Lebih konyol bukan hanya lembaga pendidikan berstatus swasta yang berbuat demikian. Pun yang berstatus negeri sudah berani lebih gila jor-joran menargetkan uang masuk dan dana operasional pendidikan. Mulai dari mengukur penghasilan orang tua peserta didik sampai menimbang kekayaannya, agar dapat dianggap mampu membayar dan berani memberi kontribusi.
Tawar menawar besarnya uang masuk bukan menjadi barang asing bagi perusahan atas nama lembaga pendidikan ini. Besarnya uang masuk menjadi penentu keberhasilan calon peserta didik menempati jenjang pendidikan dalam lembaga ini.
Berbagai jenis dan tipe tes masuk disiapkan dengan tahapan gelombang dan variasi sistem pembayaran uang muka yang disesuaikan layaknya “Produk” yang ditawarkan. Program studi atau jurusan tertentu dipromosikan paling laku, ditandai dengan adanya kuota, rasio peminat terhadap jumlah kursi yang ada dan prospek bagi alumninya. Sebuah fenomena keberhasilan “Jualan” dalam lembaga pendidikan layaknya pasar.
Lembaga pendidikan biasanya menggunakan narasi yang secara pribadi saya sebut “BCA” (Banyak Cari Alasan) dengan memberi informasi berlaku sistem subsidi silang. Walau telah ada dana dari kas negara, menyerap dana dari masyarakat tak luput dilakukan.
Sebagai perusahaan sosial, lembaga pendidikan seharusnya tetap pada visi dan misinya yang bersifat sosial. Dana pendidikan tak selayaknua diambil dari peserta didik. Penyelenggara lembaga pendidikan harus kreatif membangun dan memanfaatkan unit-unit bisnis yang pula turut berkontribusi.
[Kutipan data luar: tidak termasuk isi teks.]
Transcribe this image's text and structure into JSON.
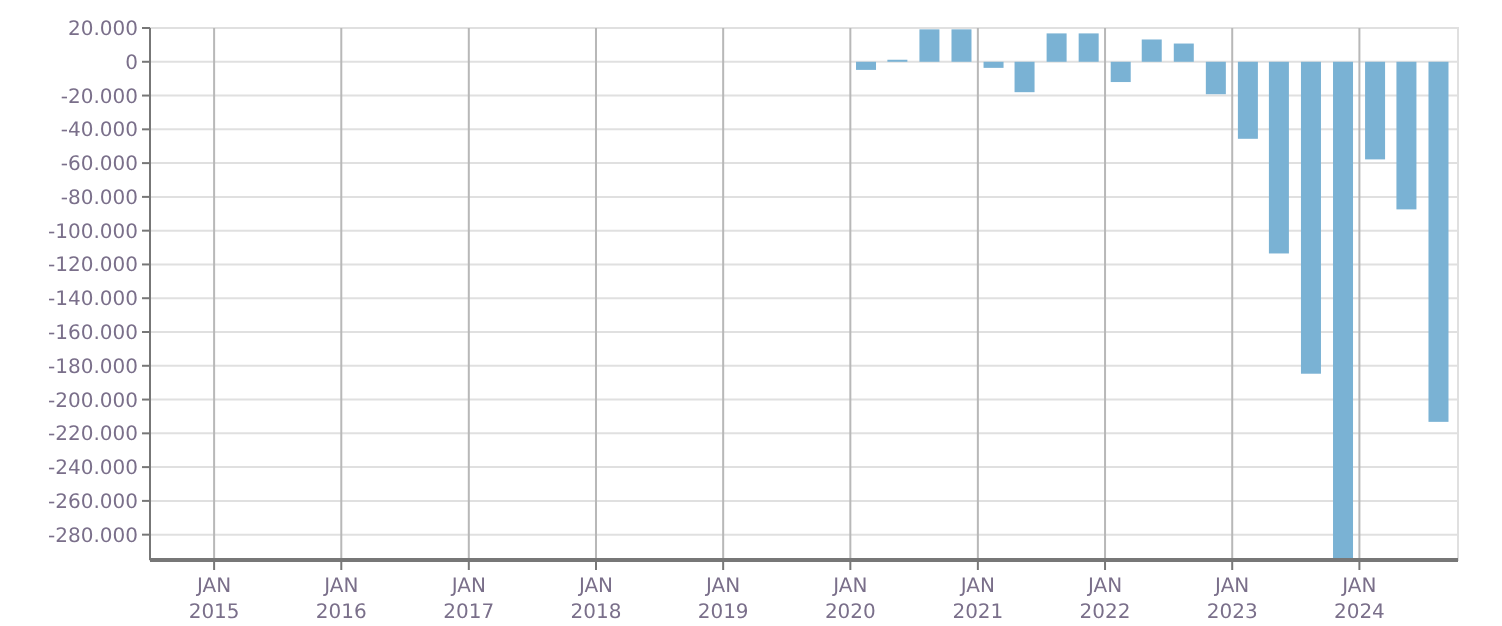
{
  "chart_data": {
    "type": "bar",
    "color": "#7ab2d4",
    "grid": true,
    "x": [
      "2020-02-15",
      "2020-05-15",
      "2020-08-15",
      "2020-11-15",
      "2021-02-15",
      "2021-05-15",
      "2021-08-15",
      "2021-11-15",
      "2022-02-15",
      "2022-05-15",
      "2022-08-15",
      "2022-11-15",
      "2023-02-15",
      "2023-05-15",
      "2023-08-15",
      "2023-11-15",
      "2024-02-15",
      "2024-05-15",
      "2024-08-15"
    ],
    "values": [
      -4800,
      1200,
      19200,
      19200,
      -3600,
      -18000,
      16800,
      16800,
      -12000,
      13200,
      10800,
      -19200,
      -45600,
      -113500,
      -184700,
      -295000,
      -57800,
      -87400,
      -213200
    ],
    "xlim": [
      "2014-07-01",
      "2024-10-10"
    ],
    "xticks": [
      {
        "value": "2015-01-01",
        "label": "JAN 2015"
      },
      {
        "value": "2016-01-01",
        "label": "JAN 2016"
      },
      {
        "value": "2017-01-01",
        "label": "JAN 2017"
      },
      {
        "value": "2018-01-01",
        "label": "JAN 2018"
      },
      {
        "value": "2019-01-01",
        "label": "JAN 2019"
      },
      {
        "value": "2020-01-01",
        "label": "JAN 2020"
      },
      {
        "value": "2021-01-01",
        "label": "JAN 2021"
      },
      {
        "value": "2022-01-01",
        "label": "JAN 2022"
      },
      {
        "value": "2023-01-01",
        "label": "JAN 2023"
      },
      {
        "value": "2024-01-01",
        "label": "JAN 2024"
      }
    ],
    "ylim": [
      -295000,
      20000
    ],
    "yticks": [
      {
        "value": 20000,
        "label": "20.000"
      },
      0,
      {
        "value": -20000,
        "label": "-20.000"
      },
      {
        "value": -40000,
        "label": "-40.000"
      },
      {
        "value": -60000,
        "label": "-60.000"
      },
      {
        "value": -80000,
        "label": "-80.000"
      },
      {
        "value": -100000,
        "label": "-100.000"
      },
      {
        "value": -120000,
        "label": "-120.000"
      },
      {
        "value": -140000,
        "label": "-140.000"
      },
      {
        "value": -160000,
        "label": "-160.000"
      },
      {
        "value": -180000,
        "label": "-180.000"
      },
      {
        "value": -200000,
        "label": "-200.000"
      },
      {
        "value": -220000,
        "label": "-220.000"
      },
      {
        "value": -240000,
        "label": "-240.000"
      },
      {
        "value": -260000,
        "label": "-260.000"
      },
      {
        "value": -280000,
        "label": "-280.000"
      }
    ]
  }
}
Terlebih lagi, dimasa epidemi COVID-19 saat sekarang yang namanya perusahaan sosial, mesti lah peka terhadap musibah sosial yang kendala perekonomian keluaga peserta didik. Paling tidak perusahaan sosial ini segera lakukan pemotongan biaya uang kuliah tunggal (UKT). Sebab, pertumbuhan ekonomi sedang tidak stabil dan roda perekonomian masyarakat macet akibat pandemi.
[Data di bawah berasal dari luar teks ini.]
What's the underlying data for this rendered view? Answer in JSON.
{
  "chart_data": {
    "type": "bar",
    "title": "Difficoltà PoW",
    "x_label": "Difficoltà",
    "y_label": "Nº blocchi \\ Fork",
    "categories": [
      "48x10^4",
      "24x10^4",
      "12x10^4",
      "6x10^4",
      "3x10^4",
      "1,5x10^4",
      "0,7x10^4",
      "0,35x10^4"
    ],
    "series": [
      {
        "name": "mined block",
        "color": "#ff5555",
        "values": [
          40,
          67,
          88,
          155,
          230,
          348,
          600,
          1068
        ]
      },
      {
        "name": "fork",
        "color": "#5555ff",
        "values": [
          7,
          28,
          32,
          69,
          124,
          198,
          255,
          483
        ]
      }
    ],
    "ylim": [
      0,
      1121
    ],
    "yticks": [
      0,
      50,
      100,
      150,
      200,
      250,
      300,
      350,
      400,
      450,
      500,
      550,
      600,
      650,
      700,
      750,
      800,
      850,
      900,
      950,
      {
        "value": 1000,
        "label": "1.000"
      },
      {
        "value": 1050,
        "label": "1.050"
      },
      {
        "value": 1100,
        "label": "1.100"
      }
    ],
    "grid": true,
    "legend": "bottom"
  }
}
Semoga perusahaan sosial segera peka bahwa nasib manusia tak selamanya dapat diukur dengan angka-angka rupiah. Terlebih lagi sebagai penduduk beragama dengan basis moral dan etika kekeluargaan haruslah berpihak pada kemanusiaan. Semoga.
Penulis: Rezki Awalyah, mahasiswi Universitas Muhammadiyah Makassar.